Today is April 12. On this date in:
1861
The Civil War began as Confederate forces opened fire on Fort Sumter in South Carolina.
1862
Union volunteers stole a Confederate locomotive near Marietta, Georgia, and headed toward Chattanooga, Tennessee, on a mission to sabotage as much of the rail line as they could; the raiders were caught.
1877
The catcher’s mask was first used in a baseball game by James Tyng of Harvard in a game against the Lynn Live Oaks.
1945
President Franklin D. Roosevelt died of a cerebral hemorrhage in Warm Springs, Georgia, at age 63; he was succeeded by Vice President Harry S. Truman.
1954
Bill Haley and His Comets recorded “Rock Around the Clock.”
1955
The Salk vaccine against polio was declared safe and effective.
1961
Soviet cosmonaut Yuri Gagarin became the first man to fly in space, orbiting the Earth once before making a safe landing.
1963
Civil rights leader the Rev.

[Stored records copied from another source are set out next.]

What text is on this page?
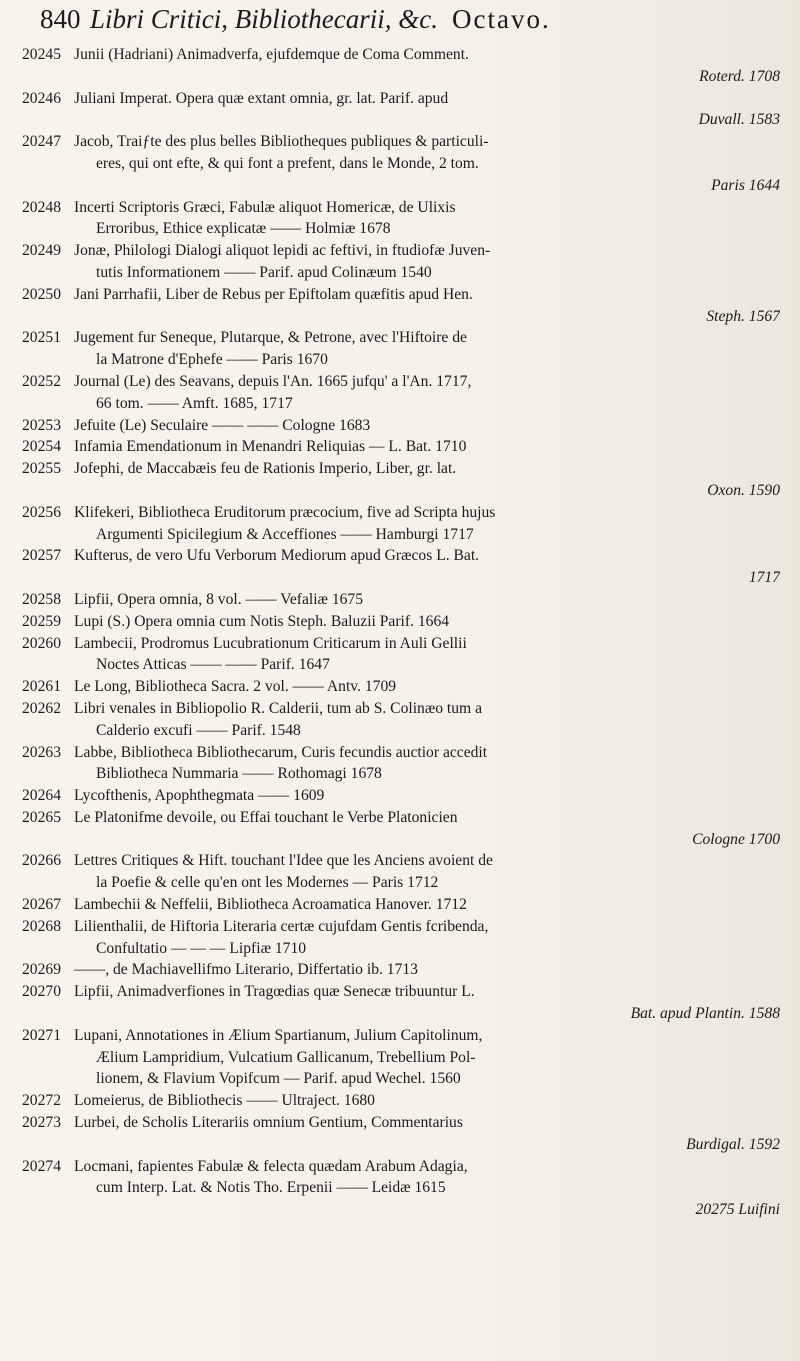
840 Libri Critici, Bibliothecarii, &c. Octavo.
20245 Junii (Hadriani) Animadverfa, ejufdemque de Coma Comment.
Roterd. 1708
20246 Juliani Imperat. Opera quæ extant omnia, gr. lat. Parif. apud
Duvall. 1583
20247 Jacob, Traiƒte des plus belles Bibliotheques publiques & particuli-
eres, qui ont efte, & qui font a prefent, dans le Monde, 2 tom.
Paris 1644
20248 Incerti Scriptoris Græci, Fabulæ aliquot Homericæ, de Ulixis
Erroribus, Ethice explicatæ —— Holmiæ 1678
20249 Jonæ, Philologi Dialogi aliquot lepidi ac feftivi, in ftudiofæ Juven-
tutis Informationem —— Parif. apud Colinæum 1540
20250 Jani Parrhafii, Liber de Rebus per Epiftolam quæfitis apud Hen.
Steph. 1567
20251 Jugement fur Seneque, Plutarque, & Petrone, avec l'Hiftoire de
la Matrone d'Ephefe —— Paris 1670
20252 Journal (Le) des Seavans, depuis l'An. 1665 jufqu' a l'An. 1717,
66 tom. —— Amft. 1685, 1717
20253 Jefuite (Le) Seculaire —— —— Cologne 1683
20254 Infamia Emendationum in Menandri Reliquias — L. Bat. 1710
20255 Jofephi, de Maccabæis feu de Rationis Imperio, Liber, gr. lat.
Oxon. 1590
20256 Klifekeri, Bibliotheca Eruditorum præcocium, five ad Scripta hujus
Argumenti Spicilegium & Acceffiones —— Hamburgi 1717
20257 Kufterus, de vero Ufu Verborum Mediorum apud Græcos L. Bat.
1717
20258 Lipfii, Opera omnia, 8 vol. —— Vefaliæ 1675
20259 Lupi (S.) Opera omnia cum Notis Steph. Baluzii Parif. 1664
20260 Lambecii, Prodromus Lucubrationum Criticarum in Auli Gellii
Noctes Atticas —— —— Parif. 1647
20261 Le Long, Bibliotheca Sacra. 2 vol. —— Antv. 1709
20262 Libri venales in Bibliopolio R. Calderii, tum ab S. Colinæo tum a
Calderio excufi —— Parif. 1548
20263 Labbe, Bibliotheca Bibliothecarum, Curis fecundis auctior accedit
Bibliotheca Nummaria —— Rothomagi 1678
20264 Lycofthenis, Apophthegmata —— 1609
20265 Le Platonifme devoile, ou Effai touchant le Verbe Platonicien
Cologne 1700
20266 Lettres Critiques & Hift. touchant l'Idee que les Anciens avoient de
la Poefie & celle qu'en ont les Modernes — Paris 1712
20267 Lambechii & Neffelii, Bibliotheca Acroamatica Hanover. 1712
20268 Lilienthalii, de Hiftoria Literaria certæ cujufdam Gentis fcribenda,
Confultatio — — — Lipfiæ 1710
20269 ——, de Machiavellifmo Literario, Differtatio ib. 1713
20270 Lipfii, Animadverfiones in Tragœdias quæ Senecæ tribuuntur L.
Bat. apud Plantin. 1588
20271 Lupani, Annotationes in Ælium Spartianum, Julium Capitolinum,
Ælium Lampridium, Vulcatium Gallicanum, Trebellium Pol-
lionem, & Flavium Vopifcum — Parif. apud Wechel. 1560
20272 Lomeierus, de Bibliothecis —— Ultraject. 1680
20273 Lurbei, de Scholis Literariis omnium Gentium, Commentarius
Burdigal. 1592
20274 Locmani, fapientes Fabulæ & felecta quædam Arabum Adagia,
cum Interp. Lat. & Notis Tho. Erpenii —— Leidæ 1615
20275 Luifini
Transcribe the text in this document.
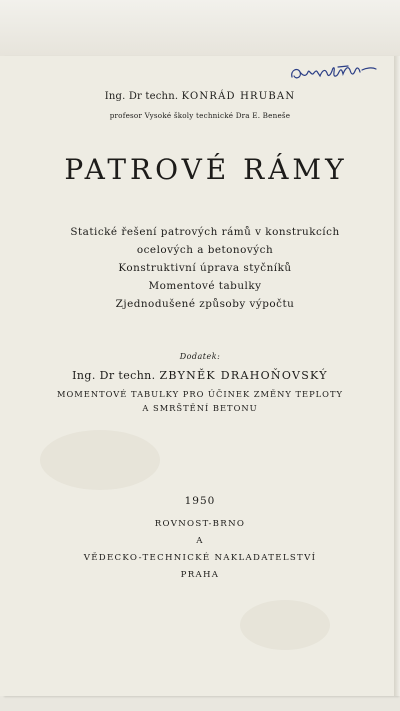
Ing. Dr techn. KONRÁD HRUBAN

profesor Vysoké školy technické Dra E. Beneše

PATROVÉ RÁMY

Statické řešení patrových rámů v konstrukcích

ocelových a betonových

Konstruktivní úprava styčníků

Momentové tabulky

Zjednodušené způsoby výpočtu

Dodatek:

Ing. Dr techn. ZBYNĚK DRAHOŇOVSKÝ

MOMENTOVÉ TABULKY PRO ÚČINEK ZMĚNY TEPLOTY

A SMRŠTĚNÍ BETONU

1950

ROVNOST-BRNO

A

VĚDECKO-TECHNICKÉ NAKLADATELSTVÍ

PRAHA
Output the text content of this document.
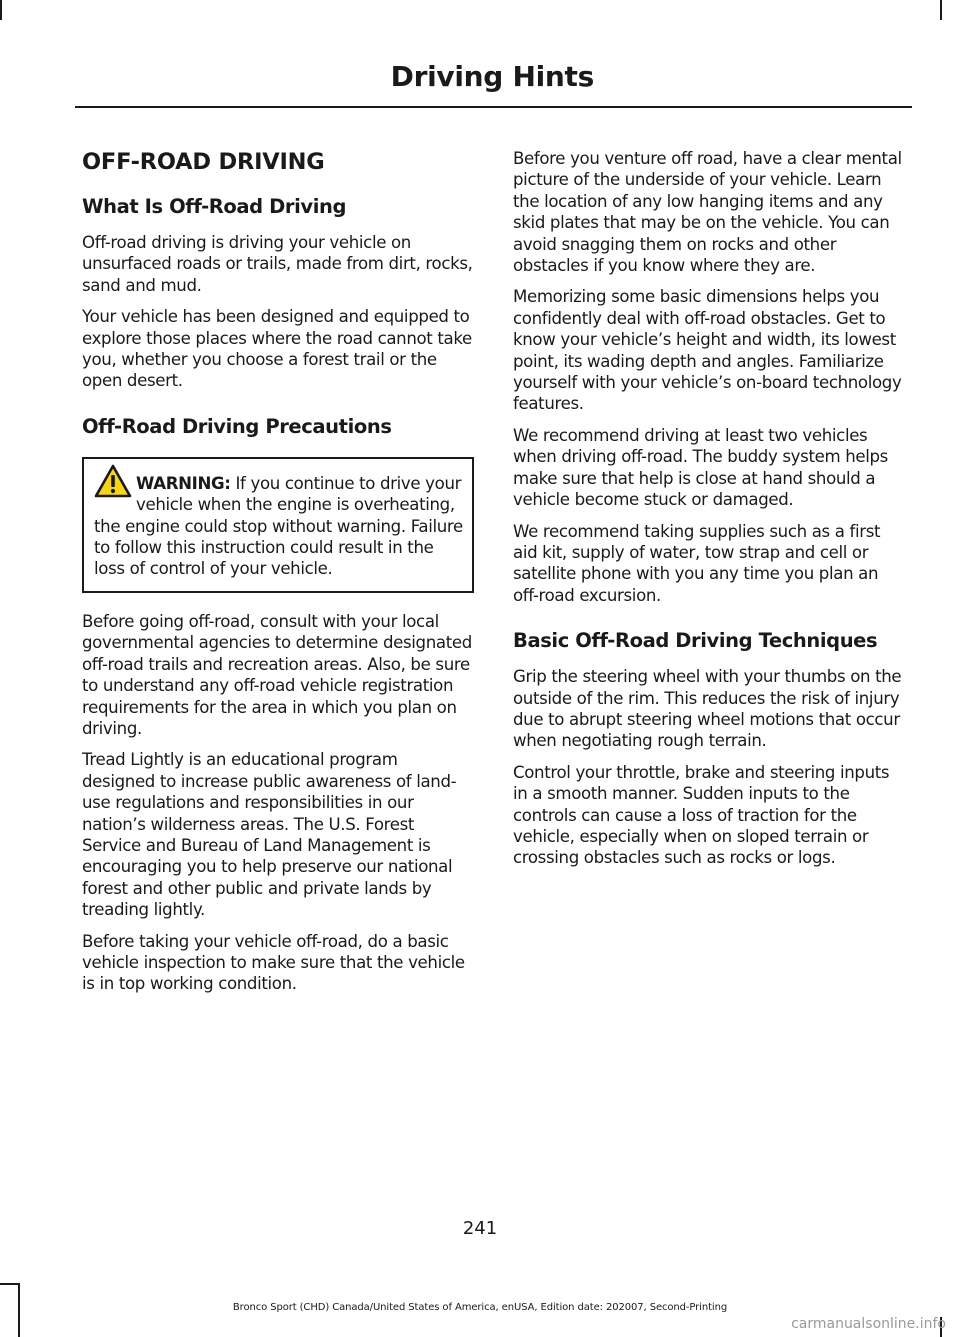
Driving Hints
OFF-ROAD DRIVING
What Is Off-Road Driving

Off-road driving is driving your vehicle on unsurfaced roads or trails, made from dirt, rocks, sand and mud.

Your vehicle has been designed and equipped to explore those places where the road cannot take you, whether you choose a forest trail or the open desert.

Off-Road Driving Precautions

WARNING: If you continue to drive your vehicle when the engine is overheating, the engine could stop without warning. Failure to follow this instruction could result in the loss of control of your vehicle.

Before going off-road, consult with your local governmental agencies to determine designated off-road trails and recreation areas. Also, be sure to understand any off-road vehicle registration requirements for the area in which you plan on driving.

Tread Lightly is an educational program designed to increase public awareness of land-use regulations and responsibilities in our nation’s wilderness areas. The U.S. Forest Service and Bureau of Land Management is encouraging you to help preserve our national forest and other public and private lands by treading lightly.

Before taking your vehicle off-road, do a basic vehicle inspection to make sure that the vehicle is in top working condition.

Before you venture off road, have a clear mental picture of the underside of your vehicle. Learn the location of any low hanging items and any skid plates that may be on the vehicle. You can avoid snagging them on rocks and other obstacles if you know where they are.

Memorizing some basic dimensions helps you confidently deal with off-road obstacles. Get to know your vehicle’s height and width, its lowest point, its wading depth and angles. Familiarize yourself with your vehicle’s on-board technology features.

We recommend driving at least two vehicles when driving off-road. The buddy system helps make sure that help is close at hand should a vehicle become stuck or damaged.

We recommend taking supplies such as a first aid kit, supply of water, tow strap and cell or satellite phone with you any time you plan an off-road excursion.

Basic Off-Road Driving Techniques

Grip the steering wheel with your thumbs on the outside of the rim. This reduces the risk of injury due to abrupt steering wheel motions that occur when negotiating rough terrain.

Control your throttle, brake and steering inputs in a smooth manner. Sudden inputs to the controls can cause a loss of traction for the vehicle, especially when on sloped terrain or crossing obstacles such as rocks or logs.

241
Bronco Sport (CHD) Canada/United States of America, enUSA, Edition date: 202007, Second-Printing
carmanualsonline.info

Martin Luther King Jr. was arrested and jailed in Birmingham, Alabama, charged with contempt of court and parading without a permit.
1988
The U.S. Patent and Trademark Office issued a patent to Harvard University for a genetically engineered mouse, the first time a patent was granted for an animal life form.
1990
In its first meeting, East Germany’s first democratically elected parliament acknowledged responsibility for the Nazi Holocaust, and asked the forgiveness of Jews and others who had suffered.
2018
Police in Philadelphia arrested two black men at a Starbucks; they had been asked to leave after one was denied access to the restroom. (Starbucks apologized and, weeks later, closed thousands of stores for part of the day to conduct anti-bias training.)